Amit Shah launches NAFED's Nafex.in, DRISHTI portals to cut farm middlemen
Synopsis
Key Takeaways
Union Home Minister Amit Shah on Tuesday, 23 June 2026, launched three major initiatives at an event in New Delhi: NAFED's online commodity trading platform Nafex.in, the DRISHTI ERP portal for supply-chain digitisation, and the 'Kalyan' scholarship scheme for children of farmers — marking a significant push to bring cooperative agricultural marketing into the digital age.
Context
Posting on X, Shah wrote — 'Khet se lekar kisan ke khate tak ki poori prakriya ko digital banana' ('digitising the entire process from the farm to the farmer's bank account') — framing the launches as a direct assault on middlemen who have historically captured a large share of agricultural profits. The three initiatives together target price realisation, internal efficiency, and the welfare of farming families.
NAFED, the National Agricultural Cooperative Marketing Federation of India, was established in 1958 as the apex body for cooperative marketing of farm produce. It procures, processes, and markets a wide range of commodities, with a particular focus on pulses and oilseeds, making it a central institution in India's food-security architecture.
Policy Backdrop
The launches sit squarely within the Digital India and Atmanirbhar Bharat policy frameworks. India has long struggled with import dependence on pulses; the National Food Security Mission, launched in 2007, included a dedicated pulses component to address this gap. Shah specifically highlighted pulses self-sufficiency as a goal the new portals will advance, echoing a priority that has run through successive agricultural policies.
The push to eliminate middlemen mirrors the intent behind the e-NAM electronic trading portal, launched in 2016, and the Model Agricultural Produce and Livestock Marketing Act circulated in 2017, both of which sought to enable direct farmer-to-buyer transactions. DRISHTI, as NAFED's internal ERP system, is designed to digitise supply-chain management across the cooperative's operations, while Nafex.in provides an online exchange platform for agricultural commodities.
The integration of Farmer Producer Organisations (FPOs) with digital platforms has been a parallel track in recent years, and the Nafex.in launch extends that logic to NAFED's own network of cooperative societies and farmer members.
Stakeholders and Impact
Pulse growers and members of cooperative societies stand to gain most directly. By routing transactions through Nafex.in, NAFED aims to ensure that price discovery happens transparently and that payments flow directly into farmers' bank accounts — eliminating the layers of commission agents and aggregators that have traditionally reduced farm-gate earnings.
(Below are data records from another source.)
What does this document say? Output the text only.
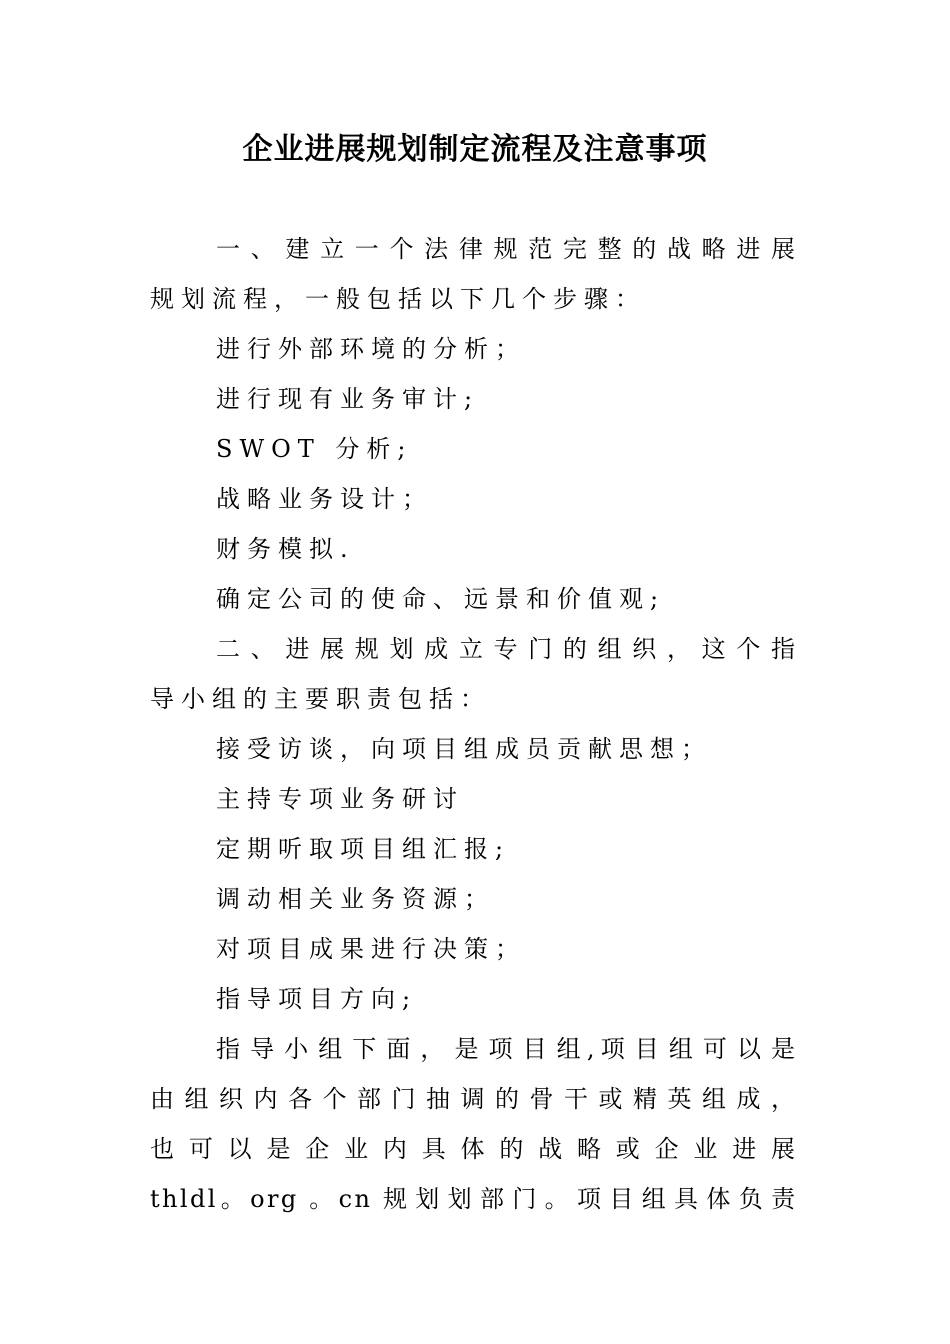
企业进展规划制定流程及注意事项
一 、 建 立 一 个 法 律 规 范 完 整 的 战 略 进 展
规划流程，一般包括以下几个步骤：
进行外部环境的分析；
进行现有业务审计;
SWOT 分析;
战略业务设计；
财务模拟.
确定公司的使命、远景和价值观;
二 、 进 展 规 划 成 立 专 门 的 组 织 ， 这 个 指
导小组的主要职责包括：
接受访谈，向项目组成员贡献思想；
主持专项业务研讨
定期听取项目组汇报;
调动相关业务资源；
对项目成果进行决策；
指导项目方向;
指 导 小 组 下 面 ， 是 项 目 组 , 项 目 组 可 以 是
由 组 织 内 各 个 部 门 抽 调 的 骨 干 或 精 英 组 成 ，
也 可 以 是 企 业 内 具 体 的 战 略 或 企 业 进 展
t h l d l 。 o r g  。 c n  规 划 划 部 门 。 项 目 组 具 体 负 责
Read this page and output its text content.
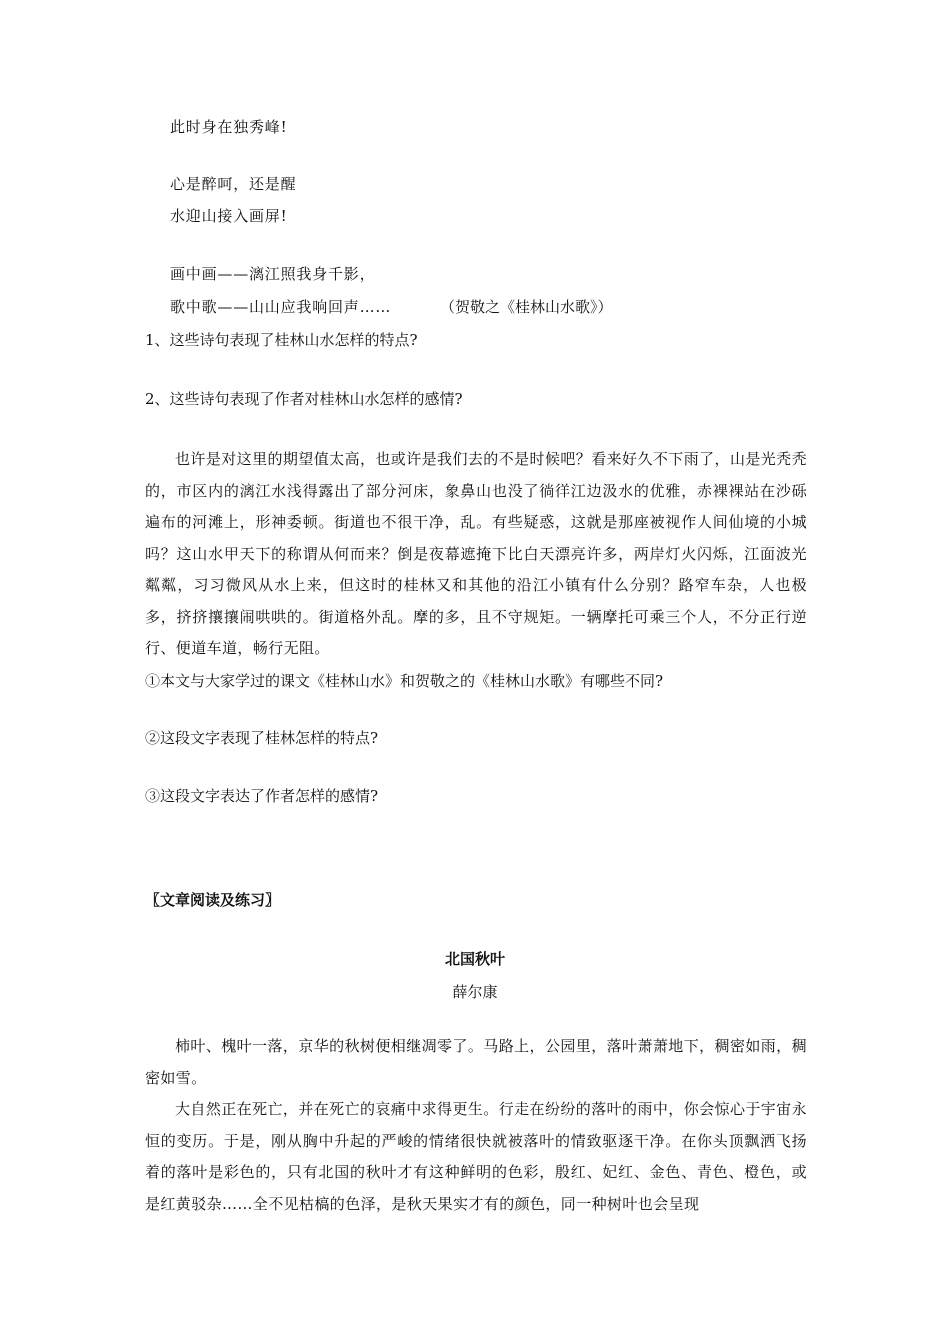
此时身在独秀峰!
心是醉呵，还是醒
水迎山接入画屏!
画中画——漓江照我身千影，
歌中歌——山山应我响回声……	（贺敬之《桂林山水歌》）
1、这些诗句表现了桂林山水怎样的特点?
2、这些诗句表现了作者对桂林山水怎样的感情?
也许是对这里的期望值太高，也或许是我们去的不是时候吧？看来好久不下雨了，山是光秃秃的，市区内的漓江水浅得露出了部分河床，象鼻山也没了徜徉江边汲水的优雅，赤裸裸站在沙砾遍布的河滩上，形神委顿。街道也不很干净，乱。有些疑惑，这就是那座被视作人间仙境的小城吗？这山水甲天下的称谓从何而来？倒是夜幕遮掩下比白天漂亮许多，两岸灯火闪烁，江面波光粼粼，习习微风从水上来，但这时的桂林又和其他的沿江小镇有什么分别？路窄车杂，人也极多，挤挤攘攘闹哄哄的。街道格外乱。摩的多，且不守规矩。一辆摩托可乘三个人，不分正行逆行、便道车道，畅行无阻。
①本文与大家学过的课文《桂林山水》和贺敬之的《桂林山水歌》有哪些不同?
②这段文字表现了桂林怎样的特点?
③这段文字表达了作者怎样的感情?
〖文章阅读及练习〗
北国秋叶
薛尔康
柿叶、槐叶一落，京华的秋树便相继凋零了。马路上，公园里，落叶萧萧地下，稠密如雨，稠密如雪。
大自然正在死亡，并在死亡的哀痛中求得更生。行走在纷纷的落叶的雨中，你会惊心于宇宙永恒的变历。于是，刚从胸中升起的严峻的情绪很快就被落叶的情致驱逐干净。在你头顶飘洒飞扬着的落叶是彩色的，只有北国的秋叶才有这种鲜明的色彩，殷红、妃红、金色、青色、橙色，或是红黄驳杂……全不见枯槁的色泽，是秋天果实才有的颜色，同一种树叶也会呈现
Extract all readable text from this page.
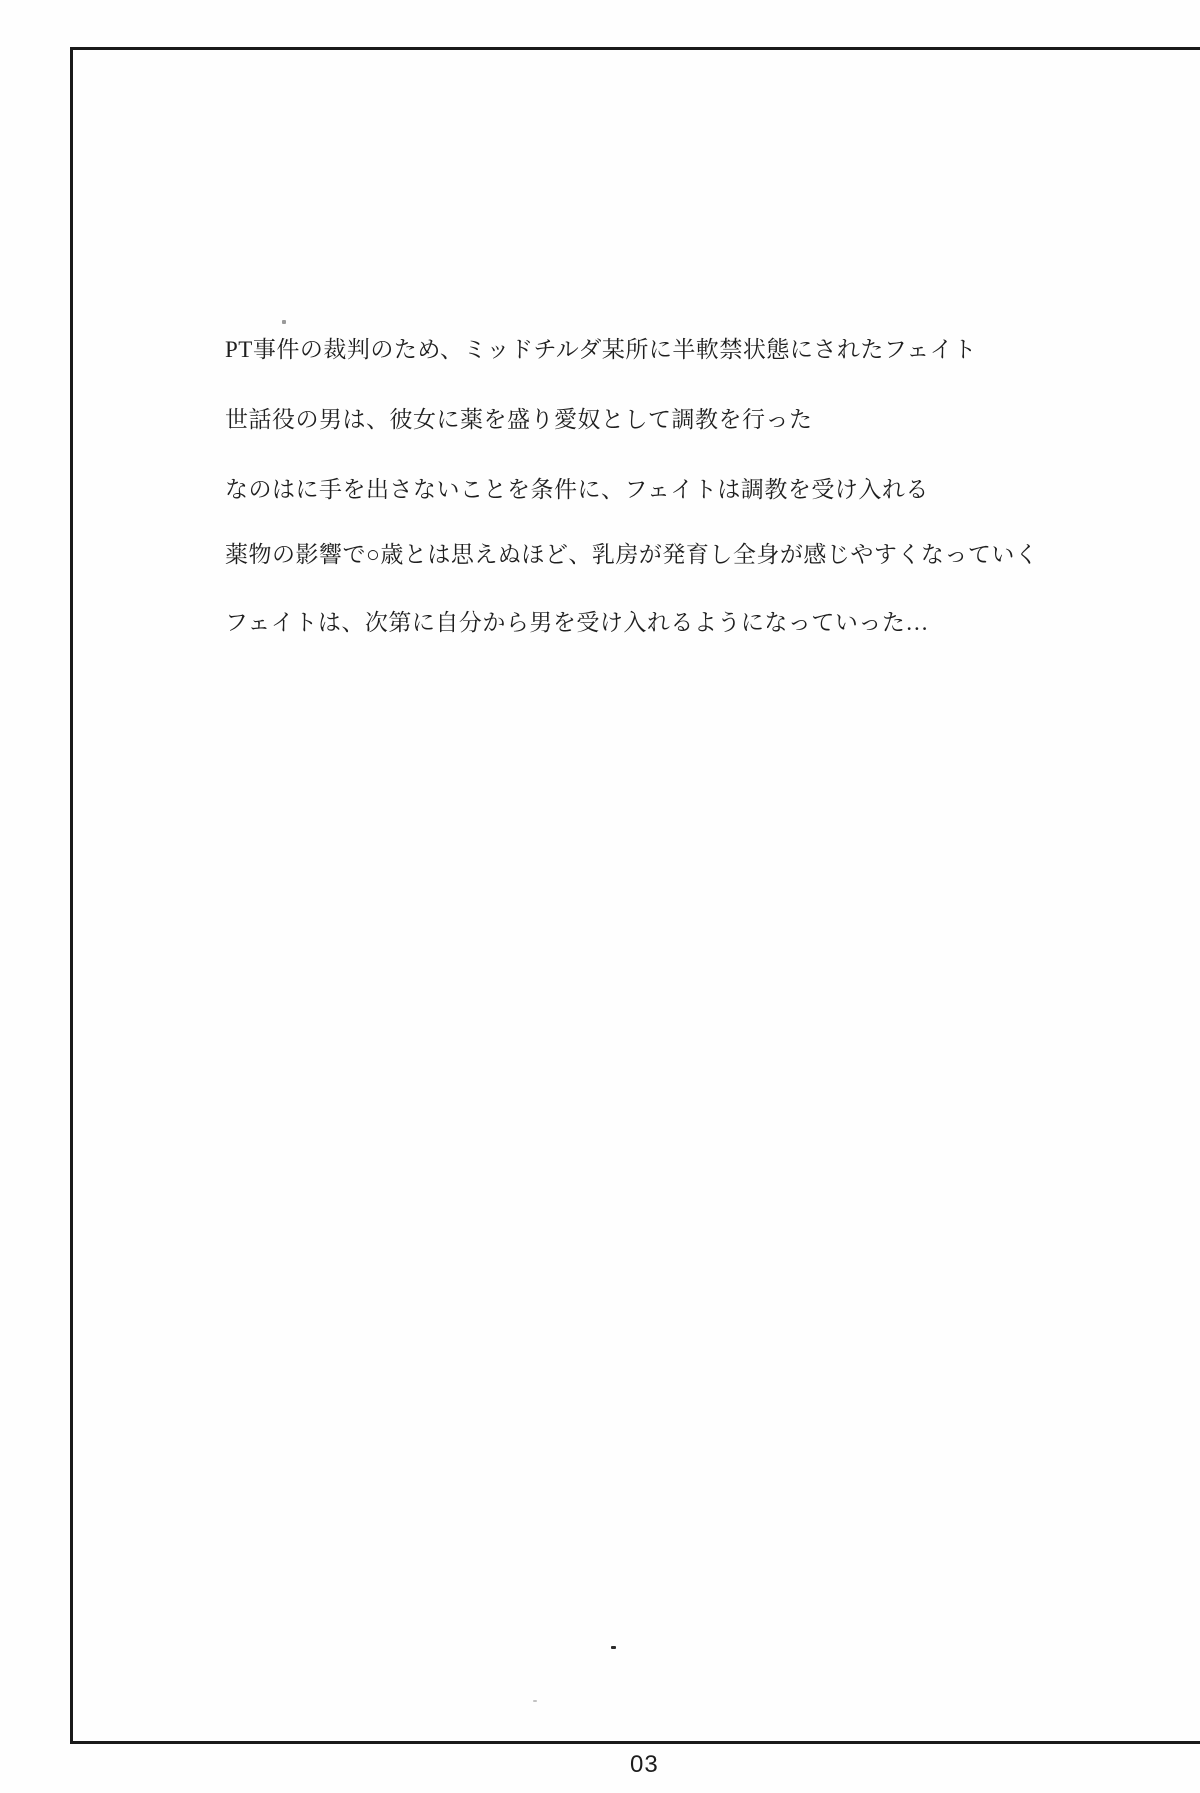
PT事件の裁判のため、ミッドチルダ某所に半軟禁状態にされたフェイト
世話役の男は、彼女に薬を盛り愛奴として調教を行った
なのはに手を出さないことを条件に、フェイトは調教を受け入れる
薬物の影響で○歳とは思えぬほど、乳房が発育し全身が感じやすくなっていく
フェイトは、次第に自分から男を受け入れるようになっていった…
03
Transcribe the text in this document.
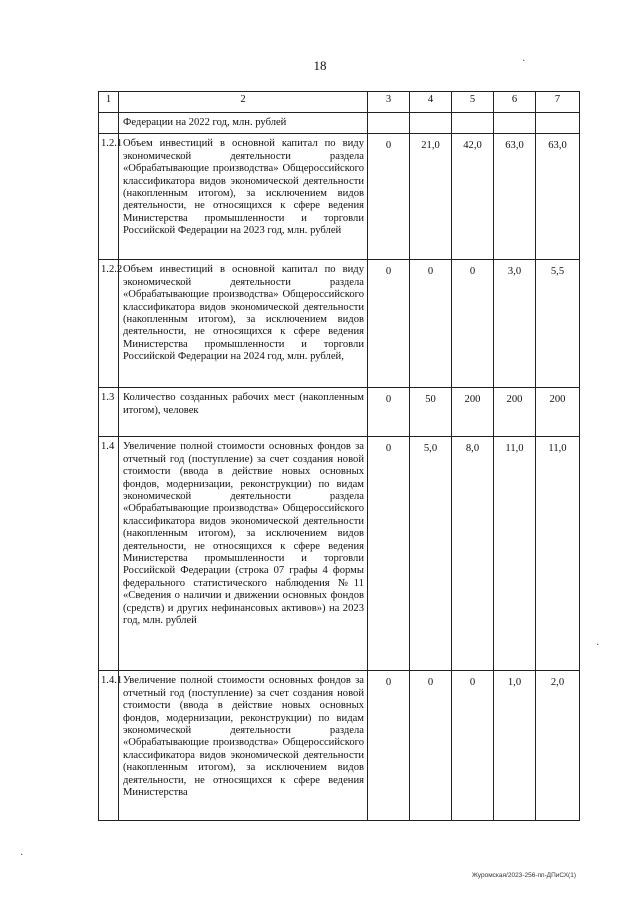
18
1	2	3	4	5	6	7
	Федерации на 2022 год, млн. рублей					
1.2.1	Объем инвестиций в основной капитал по виду экономической деятельности раздела «Обрабатывающие производства» Общероссийского классификатора видов экономической деятельности (накопленным итогом), за исключением видов деятельности, не относящихся к сфере ведения Министерства промышленности и торговли Российской Федерации на 2023 год, млн. рублей	0	21,0	42,0	63,0	63,0
1.2.2	Объем инвестиций в основной капитал по виду экономической деятельности раздела «Обрабатывающие производства» Общероссийского классификатора видов экономической деятельности (накопленным итогом), за исключением видов деятельности, не относящихся к сфере ведения Министерства промышленности и торговли Российской Федерации на 2024 год, млн. рублей,	0	0	0	3,0	5,5
1.3	Количество созданных рабочих мест (накопленным итогом), человек	0	50	200	200	200
1.4	Увеличение полной стоимости основных фондов за отчетный год (поступление) за счет создания новой стоимости (ввода в действие новых основных фондов, модернизации, реконструкции) по видам экономической деятельности раздела «Обрабатывающие производства» Общероссийского классификатора видов экономической деятельности (накопленным итогом), за исключением видов деятельности, не относящихся к сфере ведения Министерства промышленности и торговли Российской Федерации (строка 07 графы 4 формы федерального статистического наблюдения №11 «Сведения о наличии и движении основных фондов (средств) и других нефинансовых активов») на 2023 год, млн. рублей	0	5,0	8,0	11,0	11,0
1.4.1	Увеличение полной стоимости основных фондов за отчетный год (поступление) за счет создания новой стоимости (ввода в действие новых основных фондов, модернизации, реконструкции) по видам экономической деятельности раздела «Обрабатывающие производства» Общероссийского классификатора видов экономической деятельности (накопленным итогом), за исключением видов деятельности, не относящихся к сфере ведения Министерства	0	0	0	1,0	2,0
·
·
·
Журомская/2023-256-пп-ДПиСХ(1)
The 'Kalyan' scheme addresses a separate but related concern: the welfare of farming households beyond the farm gate. Under the scheme, scholarships were distributed to children of farmers for higher education and career development at the launch event itself, signalling an intent to provide immediate, tangible benefit rather than a deferred rollout. The scheme represents a welfare dimension that complements the market-access focus of Nafex.in and DRISHTI.
Cooperative societies affiliated with NAFED across states will be key implementation partners. Their onboarding onto the new digital platforms will determine how quickly the benefits reach the grassroots level.
What's Next
Attention will now turn to state-level adoption: how rapidly cooperative societies and mandi networks integrate with Nafex.in and whether DRISHTI's ERP rollout achieves seamless linkage with existing state agricultural marketing infrastructure. Any convergence with the established e-NAM network could significantly amplify the reach of both platforms.
The disbursement data from the Kalyan scheme — including beneficiary numbers and scholarship amounts — will be a key metric to watch as the programme scales. Together, these initiatives position NAFED as a more technologically capable institution at a time when the government's broader agricultural reform agenda continues to evolve.